Certains pensent que les missions habitées dans l’Espace sont une distraction inutile et coûteuse et que les vrais problèmes de l’humanité, de nature sociale, écologique ou politique, se posant sur Terre, nos efforts doivent être appliqués exclusivement à les traiter.
Je ne suis pas de cet avis.
D’abord parce que la recherche progresse simultanément dans tous les domaines du fait de l’interconnexion des technologies. Des percées dans l’un ont très souvent des retombées sur d’autres, très différents. Par exemple l’informatique a révolutionné la médecine. L’impression 3D va révolutionner l’architecture. La recherche pour l’exploration spatiale par vols habités est porteuse de grands progrès dans les technologies du recyclage, du contrôle de l’atmosphère, de la protection contre les radiations ou encore de la lutte contre l’ostéoporose (apesanteur). Nul doute que si nous installons une petite colonie sur Mars, celle-ci sera, du fait d’un environnement très exigeant, un foyer de recherche et de progrès extraordinaire au bénéfice de tous car l’ingéniosité de l’homme a toujours été stimulée par les conditions de plus en plus difficiles auxquelles il s’est trouvé confronté.

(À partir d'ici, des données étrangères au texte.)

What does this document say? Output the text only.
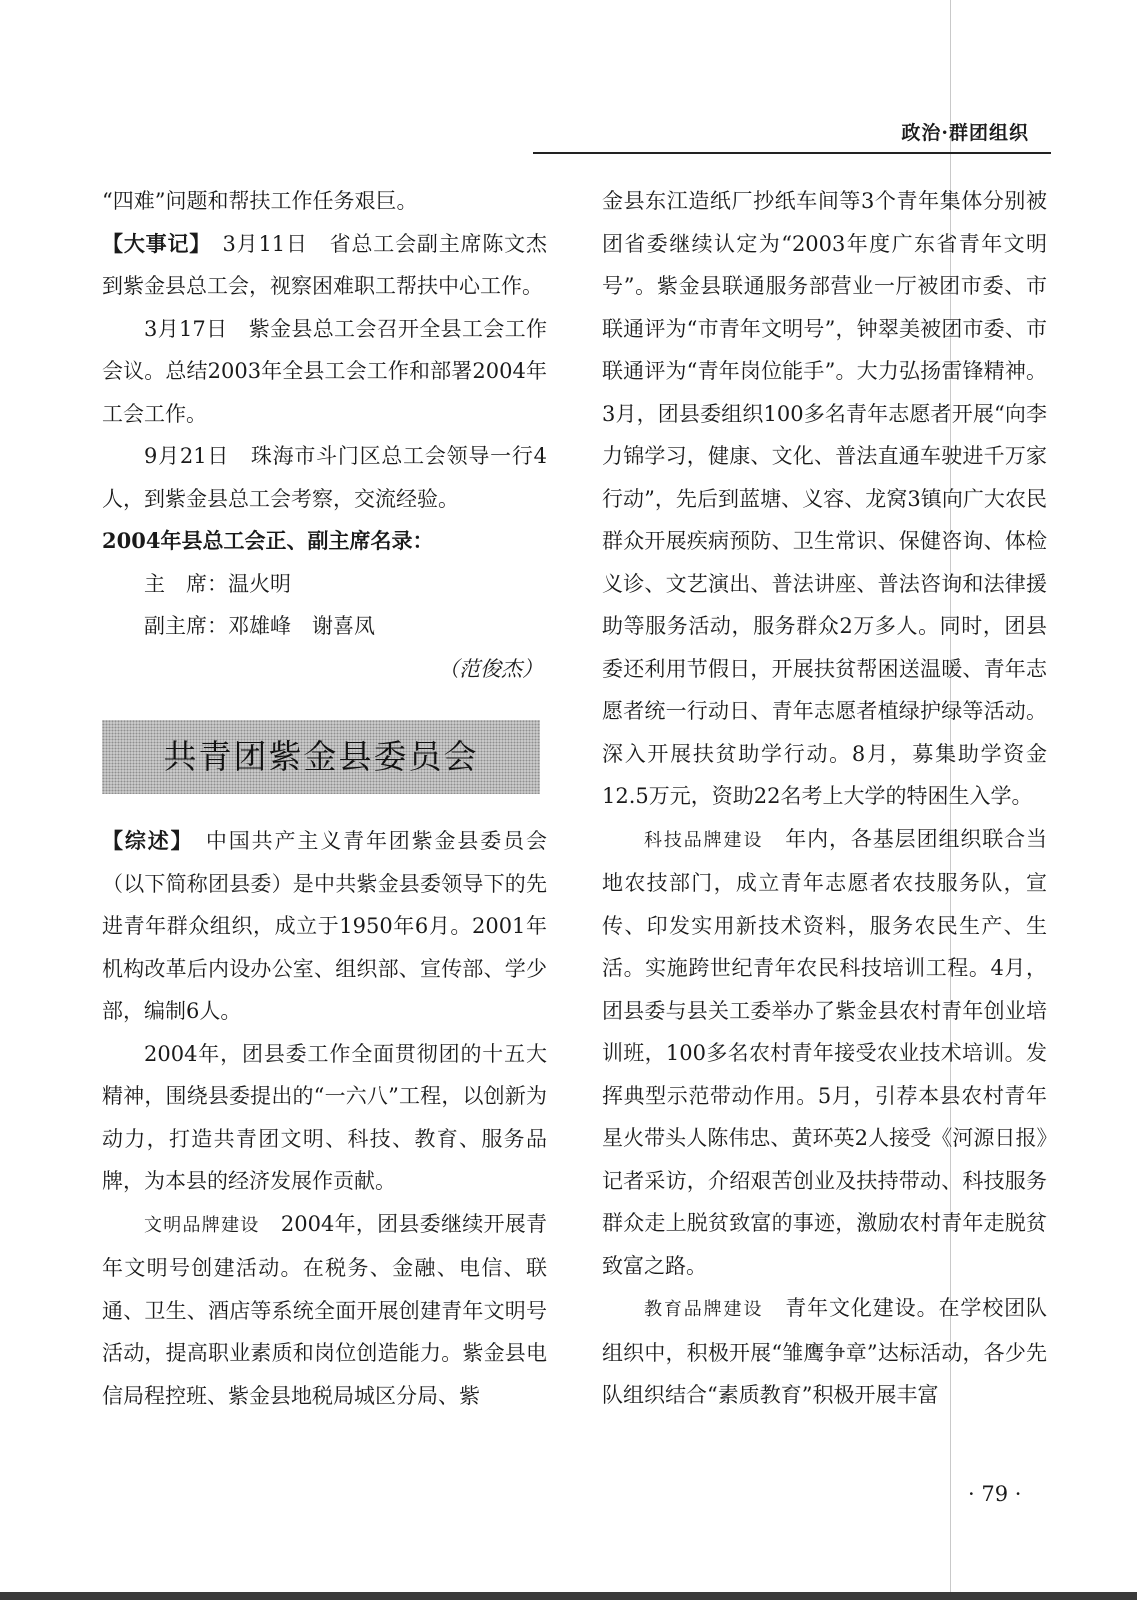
政治·群团组织

“四难”问题和帮扶工作任务艰巨。

【大事记】　 3月11日　省总工会副主席陈文杰到紫金县总工会，视察困难职工帮扶中心工作。

3月17日　紫金县总工会召开全县工会工作会议。总结2003年全县工会工作和部署2004年工会工作。

9月21日　珠海市斗门区总工会领导一行4人，到紫金县总工会考察，交流经验。

2004年县总工会正、副主席名录：

主　席：温火明

副主席：邓雄峰　谢喜凤

（范俊杰）

共青团紫金县委员会

【综述】　 中国共产主义青年团紫金县委员会（以下简称团县委）是中共紫金县委领导下的先进青年群众组织，成立于1950年6月。2001年机构改革后内设办公室、组织部、宣传部、学少部，编制6人。

2004年，团县委工作全面贯彻团的十五大精神，围绕县委提出的“一六八”工程，以创新为动力，打造共青团文明、科技、教育、服务品牌，为本县的经济发展作贡献。

文明品牌建设　 2004年，团县委继续开展青年文明号创建活动。在税务、金融、电信、联通、卫生、酒店等系统全面开展创建青年文明号活动，提高职业素质和岗位创造能力。紫金县电信局程控班、紫金县地税局城区分局、紫

金县东江造纸厂抄纸车间等3个青年集体分别被团省委继续认定为“2003年度广东省青年文明号”。紫金县联通服务部营业一厅被团市委、市联通评为“市青年文明号”，钟翠美被团市委、市联通评为“青年岗位能手”。大力弘扬雷锋精神。3月，团县委组织100多名青年志愿者开展“向李力锦学习，健康、文化、普法直通车驶进千万家行动”，先后到蓝塘、义容、龙窝3镇向广大农民群众开展疾病预防、卫生常识、保健咨询、体检义诊、文艺演出、普法讲座、普法咨询和法律援助等服务活动，服务群众2万多人。同时，团县委还利用节假日，开展扶贫帮困送温暖、青年志愿者统一行动日、青年志愿者植绿护绿等活动。深入开展扶贫助学行动。8月，募集助学资金12.5万元，资助22名考上大学的特困生入学。

科技品牌建设　 年内，各基层团组织联合当地农技部门，成立青年志愿者农技服务队，宣传、印发实用新技术资料，服务农民生产、生活。实施跨世纪青年农民科技培训工程。4月，团县委与县关工委举办了紫金县农村青年创业培训班，100多名农村青年接受农业技术培训。发挥典型示范带动作用。5月，引荐本县农村青年星火带头人陈伟忠、黄环英2人接受《河源日报》记者采访，介绍艰苦创业及扶持带动、科技服务群众走上脱贫致富的事迹，激励农村青年走脱贫致富之路。

教育品牌建设　 青年文化建设。在学校团队组织中，积极开展“雏鹰争章”达标活动，各少先队组织结合“素质教育”积极开展丰富

· 79 ·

Ensuite parce que nous établir en dehors de la Terre serait une mesure de sauvegarde pour l’homme aujourd’hui captif de sa planète de naissance dont la fragilité est devenue évidente. L’autonomie par rapport à la Terre d’une communauté martienne ou d’une colonie dans l’espace selon Gerard O’Neill*, n’est certes pas pour demain même si on décidait aujourd’hui de l’entreprendre mais, à long terme, elle nous permettrait de mettre à l’abri une fraction de l’humanité des risques de destructions par la guerre, la maladie, une catastrophe nucléaire, la chute d’un astéroïde massif. Sans être adepte de théories catastrophistes, nous ne pouvons minimiser ni écarter à la légère ces éventualités. Moins dramatiquement, notre installation sur une autre planète pourrait nous permettre de sauvegarder un grand nombre de graines et semences terrestres, comme nous avons déjà entrepris de le faire dans le « Svalbard Global Seed Vault »** mais avec une sécurité accrue. Ce besoin n’est pas négligeable quand on voit la capacité de destruction dont nous disposons et que nous exerçons par le déploiement même de notre vie sur Terre.

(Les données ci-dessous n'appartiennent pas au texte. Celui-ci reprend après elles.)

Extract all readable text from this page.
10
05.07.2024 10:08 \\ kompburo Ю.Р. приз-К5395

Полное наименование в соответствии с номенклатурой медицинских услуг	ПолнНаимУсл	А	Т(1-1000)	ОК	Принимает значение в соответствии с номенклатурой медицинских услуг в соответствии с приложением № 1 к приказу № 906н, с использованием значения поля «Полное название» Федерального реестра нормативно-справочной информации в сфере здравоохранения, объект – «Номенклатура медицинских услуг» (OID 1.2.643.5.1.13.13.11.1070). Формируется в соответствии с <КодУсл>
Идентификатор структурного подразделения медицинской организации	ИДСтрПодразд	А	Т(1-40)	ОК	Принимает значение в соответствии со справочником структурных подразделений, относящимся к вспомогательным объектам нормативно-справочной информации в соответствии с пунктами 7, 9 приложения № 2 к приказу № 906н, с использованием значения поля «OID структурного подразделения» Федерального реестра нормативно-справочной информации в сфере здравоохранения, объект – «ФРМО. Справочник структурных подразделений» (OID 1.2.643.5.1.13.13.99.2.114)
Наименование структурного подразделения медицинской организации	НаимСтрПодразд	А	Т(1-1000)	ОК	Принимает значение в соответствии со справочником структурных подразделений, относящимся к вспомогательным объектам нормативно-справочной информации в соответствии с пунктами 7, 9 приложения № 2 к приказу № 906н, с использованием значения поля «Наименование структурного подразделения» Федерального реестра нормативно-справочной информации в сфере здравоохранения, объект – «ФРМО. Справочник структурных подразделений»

En fait la possibilité d’autres supports matériels que la Terre pour l’humanité, introduirait dans nos esprits une nouvelle révolution copernicienne. La Terre ne serait plus le seul lieu de vie terrestre possible, elle ne serait plus que l’un de ses multiples foyers. Cela renforcerait non seulement nos capacités de résilience mais aussi notre potentiel de diversification et d’enrichissement. Pendant quelques siècles, les transports n’étant pas aussi évolués qu’ils le sont devenus, l’Amérique et ultimement son Far West, ont joué ce rôle. Le progrès a irréversiblement rétréci le monde et c’est maintenant l’espace qui s’offre à nous comme une « nouvelle frontière ».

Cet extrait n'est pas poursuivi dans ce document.